Três décadas depois da implantação do Sistema Único de Saúde, em que estágio se encontram os princípios que sustentaram a sua criação?

Se analisarmos de um ponto de vista formal e factual, os princípios estão aí, inscritos na Constituição e garantidos na Lei Orgânica do Sistema de Saúde. Mas, do ponto de vista político, esses princípios – universalidade, gratuidade, integralidade, gestão democrática descentralizada – se encontram em risco. Isso porque nos últimos 30 anos, em vez de um sistema integrado, onde o Estado tem o controle do conjunto da rede pública e privada, houve um desenvolvimento desconectado, em paralelo, de dois subsistemas: do sistema público, que atende 75% da população brasileira em todas as suas necessidades, desde um procedimento bem simples até um transplante de órgãos; e de um segundo sistema que contempla os outros 25% da população que têm acesso a planos e seguros de saúde e medicina privada. Chama atenção que esses 25% que têm acesso ao setor privado para suas necessidades diárias dependem, para muitas das ações de saúde, do SUS. Por exemplo, o setor de transplante de órgãos atende a 90% da população brasileira, assim como a vigilância sanitária epidemiológica, e o mesmo acontece com o atendimento de urgência e emergência, vacinas etc.

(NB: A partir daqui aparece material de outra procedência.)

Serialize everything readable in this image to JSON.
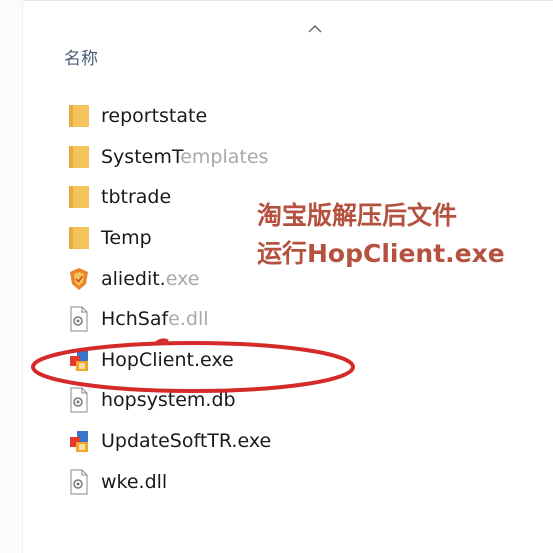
{
  "header": {
    "column_name": "名称"
  },
  "files": [
    {
      "icon": "folder-icon",
      "name": "reportstate",
      "ext": ""
    },
    {
      "icon": "folder-icon",
      "name": "SystemT",
      "ext": "emplates"
    },
    {
      "icon": "folder-icon",
      "name": "tbtrade",
      "ext": ""
    },
    {
      "icon": "folder-icon",
      "name": "Temp",
      "ext": ""
    },
    {
      "icon": "shield-app-icon",
      "name": "aliedit.",
      "ext": "exe"
    },
    {
      "icon": "dll-file-icon",
      "name": "HchSaf",
      "ext": "e.dll"
    },
    {
      "icon": "app-exe-icon",
      "name": "HopClient.exe",
      "ext": ""
    },
    {
      "icon": "db-file-icon",
      "name": "hopsystem.db",
      "ext": ""
    },
    {
      "icon": "app-exe-icon",
      "name": "UpdateSoftTR.exe",
      "ext": ""
    },
    {
      "icon": "dll-file-icon",
      "name": "wke.dll",
      "ext": ""
    }
  ],
  "annotation": {
    "line1": "淘宝版解压后文件",
    "line2": "运行HopClient.exe",
    "color": "#b5523f"
  },
  "colors": {
    "folder": "#f4c35a",
    "highlight_ellipse": "#d42a2a",
    "header_text": "#4c607a"
  }
}
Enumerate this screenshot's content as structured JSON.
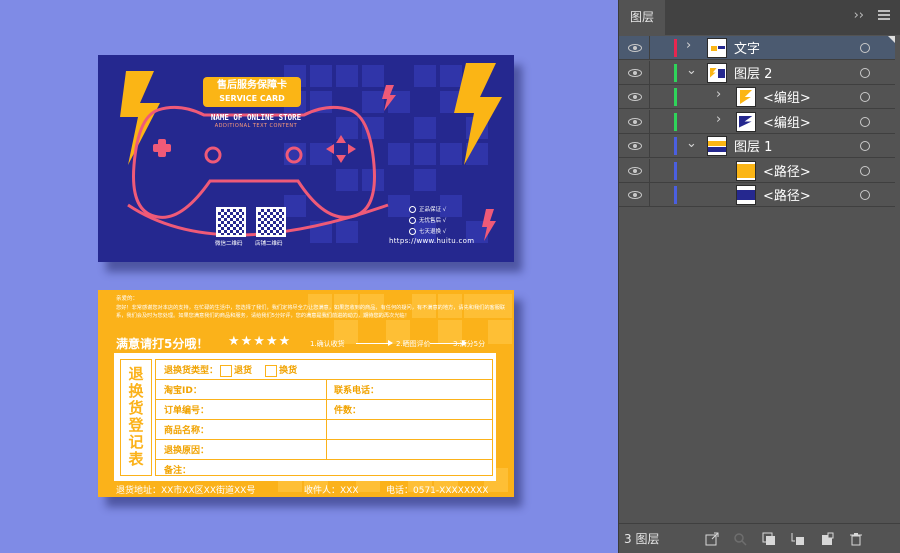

Esta é uma das grandes contradições do sistema hoje: seus princípios filosóficos e suas garantias constitucionais estão em pleno vigor, mas, do ponto de vista prático, o que se vê é uma gradual fragilização – apesar dos avanços – do sistema público e um fortalecimento do setor privado. Se inserirmos essa pergunta no contexto atual, a situação se agrava, porque temos um governo que é inimigo do Sistema Único de Saúde, que trabalha cotidianamente contra ele, que representa os interesses privados e está o tempo todo colocando na mesa propostas de fragilização e privatização do SUS. Se do ponto de vista estrutural há uma fragilização do SUS, do ponto de vista conjuntural temos um ataque a ele.

” (…) sempre fico muito preocupado quando o ministro da Saúde de plantão assume com o discurso de que irá melhorar a gestão, afirmando que problemas de recursos não existem, porque isso é uma fraude”

Nesse cenário, os maiores limites do SUS hoje são de recursos ou de gestão?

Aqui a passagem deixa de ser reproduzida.